7. The composition according to claim 6, characterized in that for the compound of the formula I: R7R8C-N-CR9R10 forms a saturated or unsaturated 5 to 8 membered ring (including aromatic), the ring is optionally substituted with a group alkyl, alkenyl, alkynyl, cycloalkyl, cycloalkenyl, aryl, heteroaryl, heterocycloalkyl, heterocycloalkenyl, halo, trihalomethyl, acyl, alkoxycarbonyl, alkylsulfonyl, or arylsulfonyl, or a hydroxyl, amino or free or functionally modified thiol; R5, R6, R11, R12, R17, R18, R19, and R20 are the same or different and are H or alkyl; RA2C-CR3R4 and R13R14C-CR15R16 are the same or different and form a ring from 5 to 8 membered saturated or unsaturated (including aromatic) ring is optionally substituted with an alkyl, alkenyl, alkynyl, cycloalkyl, cycloalkenyl, aryl, heteroaryl, heterocycloalkyl, heterocycloalkenyl, halo, trihalomethyl, acyl, alkoxycarbonyl, alkylsulfonyl, or arylsulfonyl, or a free or functionally modified hydroxyl, amino or thiol group; X and Y are chloride; and n is 0.

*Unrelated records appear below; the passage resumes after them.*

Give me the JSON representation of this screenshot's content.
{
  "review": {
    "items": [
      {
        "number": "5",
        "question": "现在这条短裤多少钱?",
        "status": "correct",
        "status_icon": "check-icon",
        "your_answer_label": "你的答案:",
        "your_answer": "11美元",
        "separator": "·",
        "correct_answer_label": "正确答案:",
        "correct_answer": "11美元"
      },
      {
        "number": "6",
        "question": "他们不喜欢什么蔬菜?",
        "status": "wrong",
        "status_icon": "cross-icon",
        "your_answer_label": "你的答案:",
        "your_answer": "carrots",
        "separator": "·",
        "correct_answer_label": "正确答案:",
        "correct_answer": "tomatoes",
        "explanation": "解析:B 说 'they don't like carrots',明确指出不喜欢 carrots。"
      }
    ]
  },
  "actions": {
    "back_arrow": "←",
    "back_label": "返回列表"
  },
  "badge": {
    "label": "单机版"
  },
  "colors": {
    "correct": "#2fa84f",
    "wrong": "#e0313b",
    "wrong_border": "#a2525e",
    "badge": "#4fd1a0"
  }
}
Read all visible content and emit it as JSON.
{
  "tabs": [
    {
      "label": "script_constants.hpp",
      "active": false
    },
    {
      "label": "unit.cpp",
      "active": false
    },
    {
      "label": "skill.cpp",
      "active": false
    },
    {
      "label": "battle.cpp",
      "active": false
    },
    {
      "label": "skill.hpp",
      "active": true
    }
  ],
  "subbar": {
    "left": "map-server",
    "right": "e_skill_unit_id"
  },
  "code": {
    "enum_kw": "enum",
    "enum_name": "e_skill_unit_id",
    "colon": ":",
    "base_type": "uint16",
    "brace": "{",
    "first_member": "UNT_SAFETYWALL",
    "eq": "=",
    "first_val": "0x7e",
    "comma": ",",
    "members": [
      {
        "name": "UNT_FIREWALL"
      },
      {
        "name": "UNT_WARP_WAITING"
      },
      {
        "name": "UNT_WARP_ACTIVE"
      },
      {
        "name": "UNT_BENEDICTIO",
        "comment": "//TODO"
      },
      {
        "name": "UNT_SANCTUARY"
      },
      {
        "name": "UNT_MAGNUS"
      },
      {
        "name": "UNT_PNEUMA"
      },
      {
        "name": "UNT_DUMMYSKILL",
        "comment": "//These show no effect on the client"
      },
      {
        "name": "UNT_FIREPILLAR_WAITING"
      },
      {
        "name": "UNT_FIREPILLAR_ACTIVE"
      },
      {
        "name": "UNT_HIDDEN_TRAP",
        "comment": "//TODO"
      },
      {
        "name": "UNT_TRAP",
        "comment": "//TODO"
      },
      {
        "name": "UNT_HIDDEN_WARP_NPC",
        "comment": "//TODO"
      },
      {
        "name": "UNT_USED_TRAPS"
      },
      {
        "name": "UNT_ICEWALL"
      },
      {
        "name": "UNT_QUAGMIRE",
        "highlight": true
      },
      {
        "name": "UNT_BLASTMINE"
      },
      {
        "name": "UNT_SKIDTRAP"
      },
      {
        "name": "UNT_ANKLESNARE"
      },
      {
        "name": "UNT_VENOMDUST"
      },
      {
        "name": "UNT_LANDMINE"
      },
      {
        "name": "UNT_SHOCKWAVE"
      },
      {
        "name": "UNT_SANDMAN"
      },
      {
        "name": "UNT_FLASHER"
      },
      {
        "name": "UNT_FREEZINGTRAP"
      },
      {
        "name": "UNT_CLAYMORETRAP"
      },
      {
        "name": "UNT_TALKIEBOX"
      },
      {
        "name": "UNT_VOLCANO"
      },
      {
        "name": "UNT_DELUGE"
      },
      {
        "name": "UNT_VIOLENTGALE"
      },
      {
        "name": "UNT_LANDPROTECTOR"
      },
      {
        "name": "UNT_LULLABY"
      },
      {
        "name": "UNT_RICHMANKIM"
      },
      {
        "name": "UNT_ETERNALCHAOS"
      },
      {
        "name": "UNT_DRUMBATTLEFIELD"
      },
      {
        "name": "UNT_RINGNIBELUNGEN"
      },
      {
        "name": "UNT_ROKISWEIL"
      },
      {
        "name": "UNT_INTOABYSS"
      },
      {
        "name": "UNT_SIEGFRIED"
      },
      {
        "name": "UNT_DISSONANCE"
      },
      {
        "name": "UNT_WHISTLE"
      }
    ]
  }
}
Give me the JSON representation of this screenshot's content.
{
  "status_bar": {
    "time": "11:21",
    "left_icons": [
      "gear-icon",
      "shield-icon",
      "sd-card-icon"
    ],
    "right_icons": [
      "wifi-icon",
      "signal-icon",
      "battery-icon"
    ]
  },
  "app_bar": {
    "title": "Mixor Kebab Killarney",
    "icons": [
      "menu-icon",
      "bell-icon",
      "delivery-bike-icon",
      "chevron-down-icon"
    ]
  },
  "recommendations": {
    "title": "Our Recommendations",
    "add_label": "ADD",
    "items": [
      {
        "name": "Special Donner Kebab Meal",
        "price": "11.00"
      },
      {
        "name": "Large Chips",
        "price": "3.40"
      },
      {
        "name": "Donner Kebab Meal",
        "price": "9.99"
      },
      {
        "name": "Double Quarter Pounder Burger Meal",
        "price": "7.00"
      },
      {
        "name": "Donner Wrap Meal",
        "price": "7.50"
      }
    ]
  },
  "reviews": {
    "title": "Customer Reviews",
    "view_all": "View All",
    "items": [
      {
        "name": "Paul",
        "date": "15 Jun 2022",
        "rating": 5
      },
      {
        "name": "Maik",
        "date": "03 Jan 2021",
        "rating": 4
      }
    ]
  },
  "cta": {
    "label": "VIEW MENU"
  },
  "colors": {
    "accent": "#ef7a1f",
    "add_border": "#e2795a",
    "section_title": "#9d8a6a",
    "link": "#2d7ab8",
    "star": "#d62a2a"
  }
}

8. 8. The compliance composition of claim 7, characterized in that the compound is selected from the group consisting of:
9. 9. The composition according to claim 6, characterized in that the composition is a solution or suspension for topical ophthalmic administration, for depot administration or for intraocular injection. The composition according to claim 9, characterized in that the concentration of the compound in the composition is from 0.001 to about 5% w / v.